What is the singular value decomposition for [2 -1 2]

Question

Somehow its easier to find SVD for higher order matrices but i cant get my head around a 1*n matrix.

Answer 1

Let $A=\begin{bmatrix} 2&-1&2\end{bmatrix}$. The singular value decomposition looks like $ A=UDV$, with $U$ a $1\times 1$ unitary, $D$ a $1\times 3$ "diagonal", and $V$ a $3\times 3$ unitary.

So $U=\begin{bmatrix} 1\end{bmatrix}$, and $D=\begin{bmatrix} 3&0&0\end{bmatrix}$, since $$ AA^*=\begin{bmatrix} 2&-1&2\end{bmatrix} \,\begin{bmatrix} 2\\-1\\2\end{bmatrix} =\begin{bmatrix} 9 \end{bmatrix} $$ so the only singular value is $3$. Then we have $$ \begin{bmatrix} 3&0&0\end{bmatrix}\,V = A = \begin{bmatrix} 2&-1&2\end{bmatrix}, $$ which tells us that the first row of $V$ is $\frac23,-\frac13,\frac23$. To complete $V$ we need the three rows to be orthonormal.

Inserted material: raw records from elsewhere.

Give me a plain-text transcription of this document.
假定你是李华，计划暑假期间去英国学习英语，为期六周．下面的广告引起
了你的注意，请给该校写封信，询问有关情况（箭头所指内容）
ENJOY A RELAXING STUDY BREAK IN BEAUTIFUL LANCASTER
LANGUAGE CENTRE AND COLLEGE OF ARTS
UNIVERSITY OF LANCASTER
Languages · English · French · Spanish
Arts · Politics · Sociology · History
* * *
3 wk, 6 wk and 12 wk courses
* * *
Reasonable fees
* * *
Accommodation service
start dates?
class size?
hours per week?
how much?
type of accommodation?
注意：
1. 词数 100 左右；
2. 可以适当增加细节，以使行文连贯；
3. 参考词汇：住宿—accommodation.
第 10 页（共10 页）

For instance $$ V=\begin{bmatrix}2/3&-1/3&2/3 \\ 1/\sqrt2&0&-1/\sqrt2\\ 1/3\sqrt2& 2\sqrt2/3&1/3\sqrt2 \end{bmatrix}. $$ Thus $$ \begin{bmatrix} 2&-1&2\end{bmatrix} =\begin{bmatrix} 1\end{bmatrix} \, \begin{bmatrix} 3&0&0\end{bmatrix}\, \begin{bmatrix}2/3&-1/3&2/3 \\ 1/\sqrt2&0&-1/\sqrt2\\ 1/3\sqrt2& 2\sqrt2/3&1/3\sqrt2 \end{bmatrix}. $$